Colin Danby publishes two articles on the history of political economy
Meade demonstrating the two-country machine to his seminar in 1952. Source: Meade Collection, LSE Library.
IAS faculty member Colin Danby has published two new articles on development economics. The first is a biographical article on the Mexican economist Juan Noyola (1922-1962) for the New Palgrave Dictionary of Economics, online.
Juan Noyola (1922–1962) was a Mexican economist who spent most of his short career on the staff of the United Nations Economics Commission for Latin America (ECLA), where he worked closely with Celso Furtado.
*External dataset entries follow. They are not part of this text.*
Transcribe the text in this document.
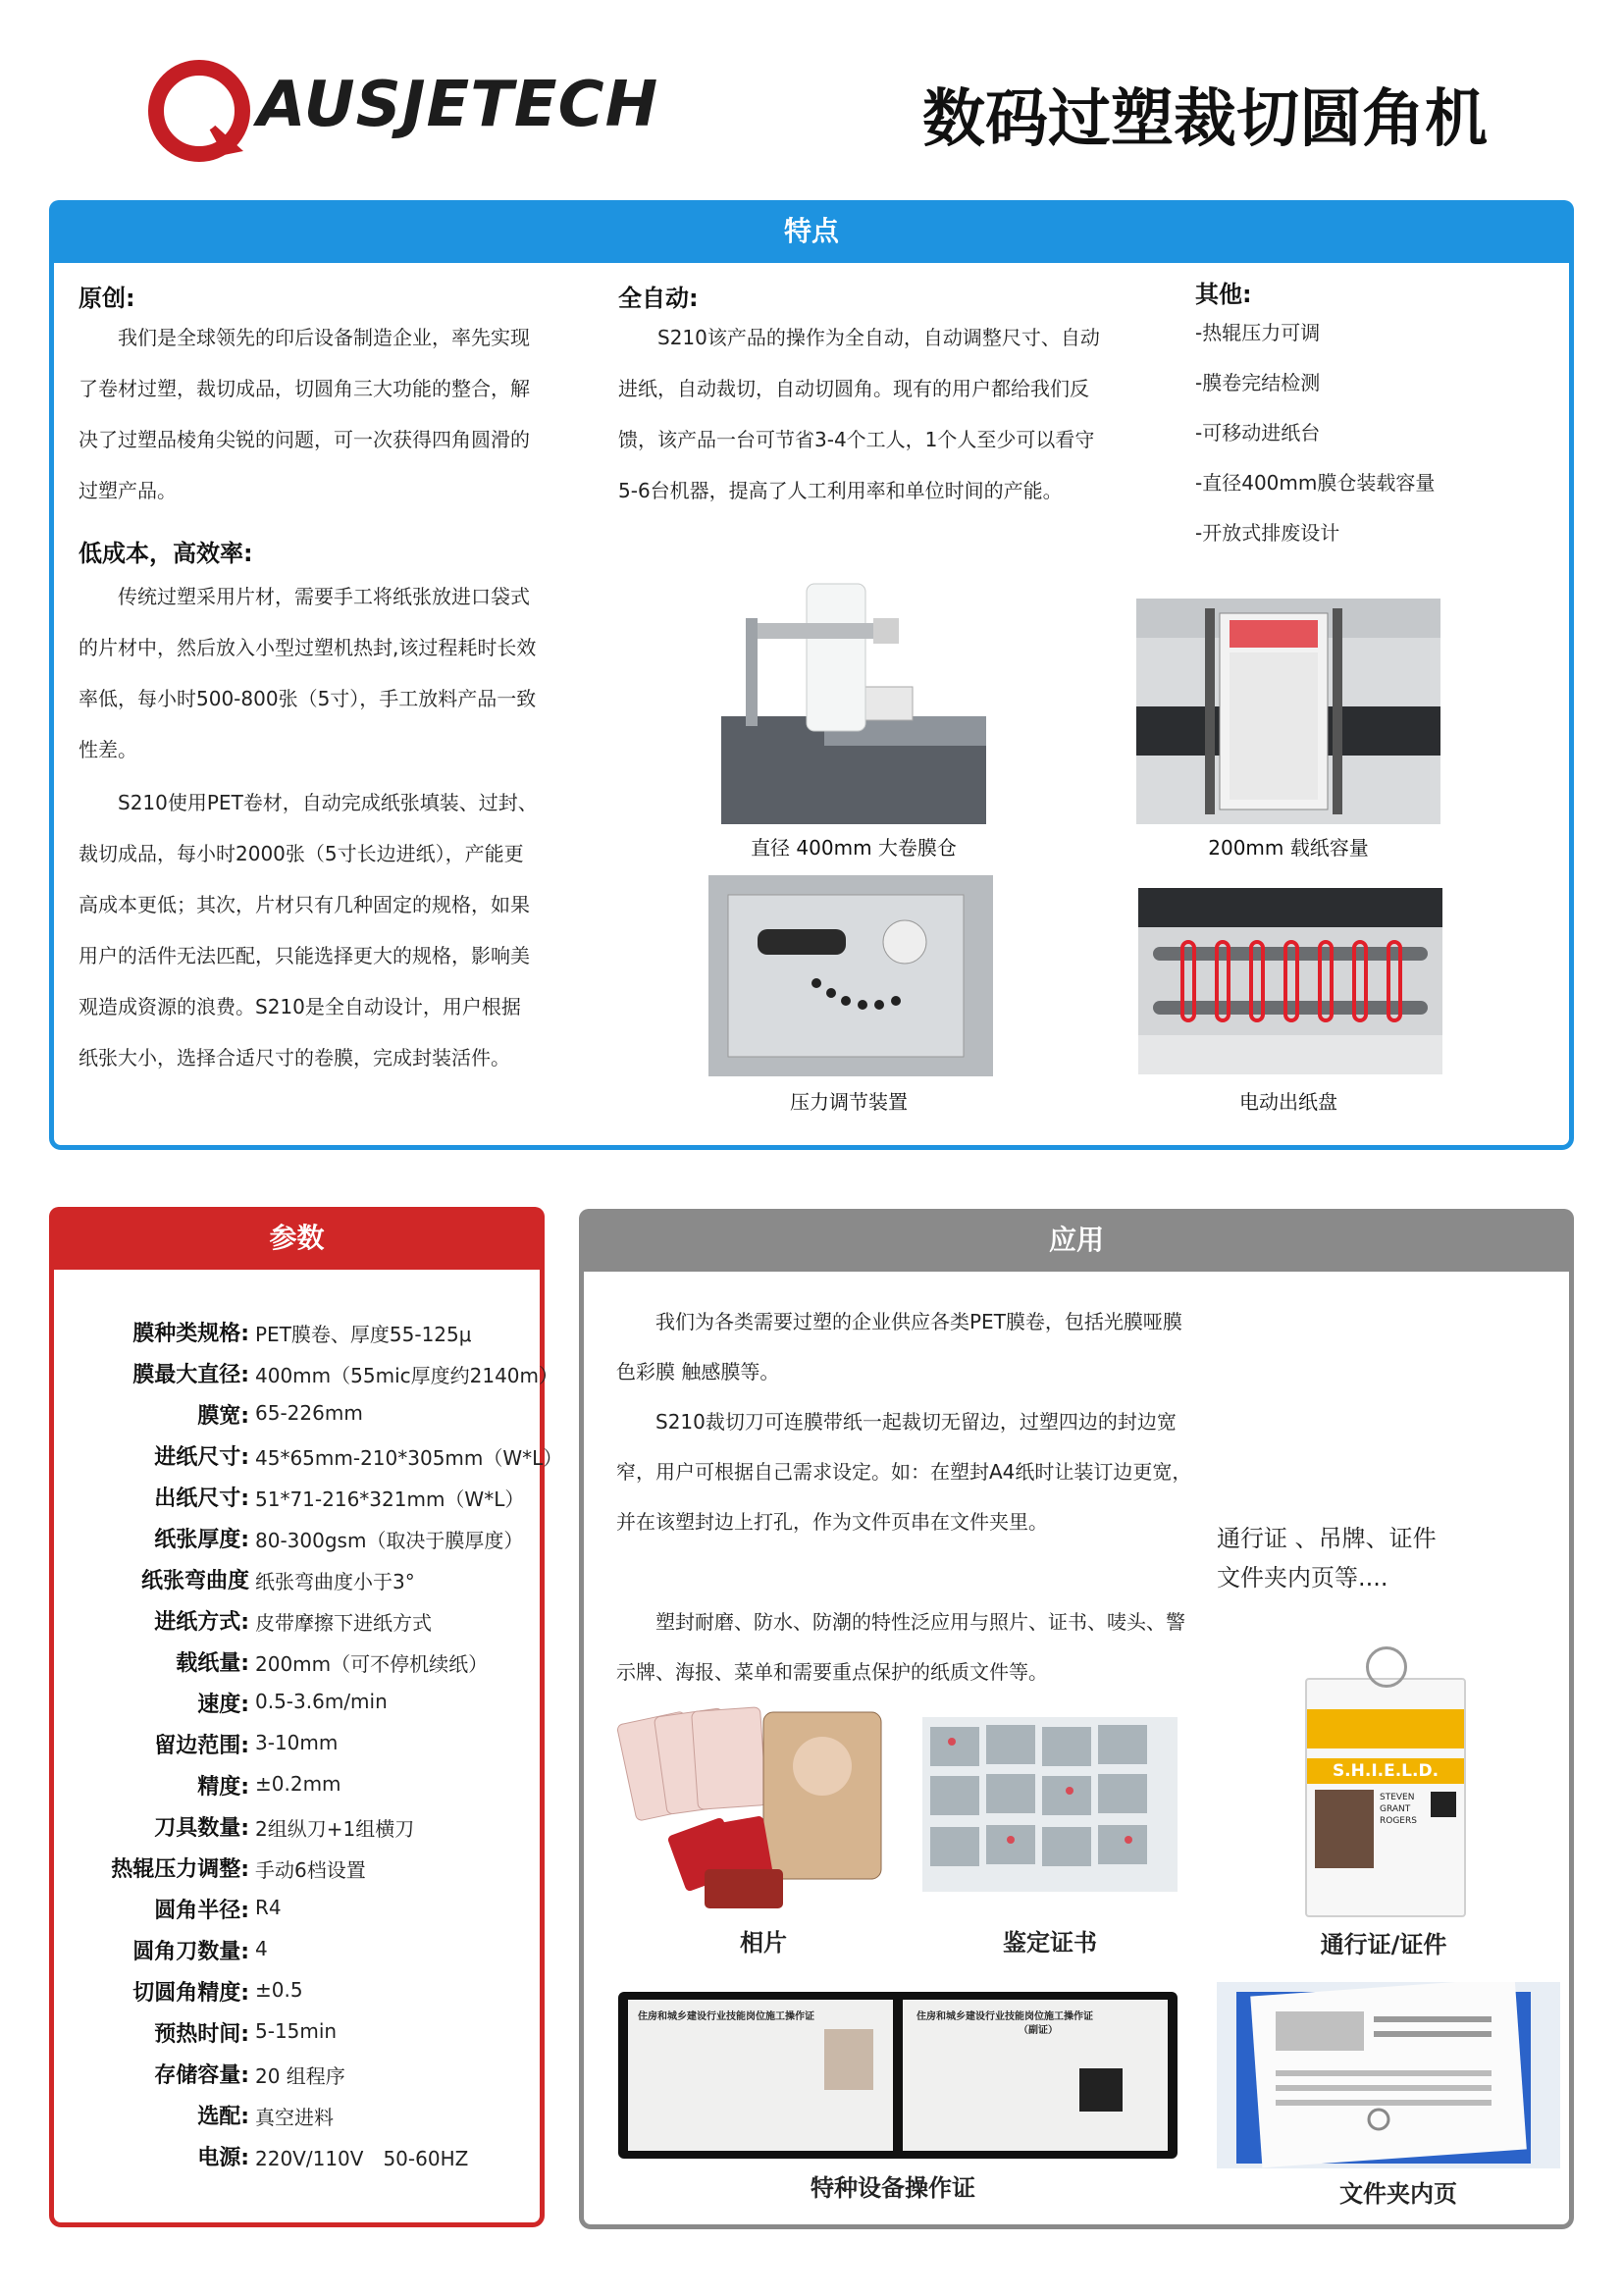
AUSJETECH	数码过塑裁切圆角机
特点
原创:
我们是全球领先的印后设备制造企业，率先实现了卷材过塑，裁切成品，切圆角三大功能的整合，解决了过塑品棱角尖锐的问题，可一次获得四角圆滑的过塑产品。
低成本，高效率:
传统过塑采用片材，需要手工将纸张放进口袋式的片材中，然后放入小型过塑机热封,该过程耗时长效率低，每小时500-800张（5寸），手工放料产品一致性差。
S210使用PET卷材，自动完成纸张填装、过封、裁切成品，每小时2000张（5寸长边进纸），产能更高成本更低；其次，片材只有几种固定的规格，如果用户的活件无法匹配，只能选择更大的规格，影响美观造成资源的浪费。S210是全自动设计，用户根据纸张大小，选择合适尺寸的卷膜，完成封装活件。
全自动:
S210该产品的操作为全自动，自动调整尺寸、自动进纸，自动裁切，自动切圆角。现有的用户都给我们反馈，该产品一台可节省3-4个工人，1个人至少可以看守5-6台机器，提高了人工利用率和单位时间的产能。
其他:
-热辊压力可调
-膜卷完结检测
-可移动进纸台
-直径400mm膜仓装载容量
-开放式排废设计
直径 400mm 大卷膜仓	200mm 载纸容量
压力调节装置	电动出纸盘
参数
膜种类规格: PET膜卷、厚度55-125μ
膜最大直径: 400mm（55mic厚度约2140m）
膜宽: 65-226mm
进纸尺寸: 45*65mm-210*305mm（W*L）
出纸尺寸: 51*71-216*321mm（W*L）
纸张厚度: 80-300gsm（取决于膜厚度）
纸张弯曲度 纸张弯曲度小于3°
进纸方式: 皮带摩擦下进纸方式
载纸量: 200mm（可不停机续纸）
速度: 0.5-3.6m/min
留边范围: 3-10mm
精度: ±0.2mm
刀具数量: 2组纵刀+1组横刀
热辊压力调整: 手动6档设置
圆角半径: R4
圆角刀数量: 4
切圆角精度: ±0.5
预热时间: 5-15min
存储容量: 20 组程序
选配: 真空进料
电源: 220V/110V　50-60HZ
应用
我们为各类需要过塑的企业供应各类PET膜卷，包括光膜哑膜 色彩膜 触感膜等。
S210裁切刀可连膜带纸一起裁切无留边，过塑四边的封边宽窄，用户可根据自己需求设定。如：在塑封A4纸时让装订边更宽，并在该塑封边上打孔，作为文件页串在文件夹里。
塑封耐磨、防水、防潮的特性泛应用与照片、证书、唛头、警示牌、海报、菜单和需要重点保护的纸质文件等。
通行证 、吊牌、证件
文件夹内页等....
相片	鉴定证书
S.H.I.E.L.D.
STEVEN
GRANT
ROGERS
通行证/证件
住房和城乡建设行业技能岗位施工操作证	住房和城乡建设行业技能岗位施工操作证
（副证）
特种设备操作证	文件夹内页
He is best known for his 1956 article on Latin American inflation, which introduced a category of “propagating mechanisms” as distinct from “basic pressures.” Noyola argued throughout his career that Latin American economies required specific historical and institutional analyses, rather than abstract and universal theories.
Danby also published "Meade, Phillips, and the Two-Country Model," scheduled for the next issue (53:4) of the journal History of Political Economy but available now as an advance publication.
James Meade played an important role in the 1951 development of the “Mark II” Newlyn-Phillips machine, including making it fit for connection to a mirror-image machine so that policy interactions between two countries could be demonstrated. In 1952 Phillips built, for Meade, a “foreign exchange market” to link two machines. This article reconstructs the linking device from archival evidence, and places the resulting two- country model in the context of Meade’s thought.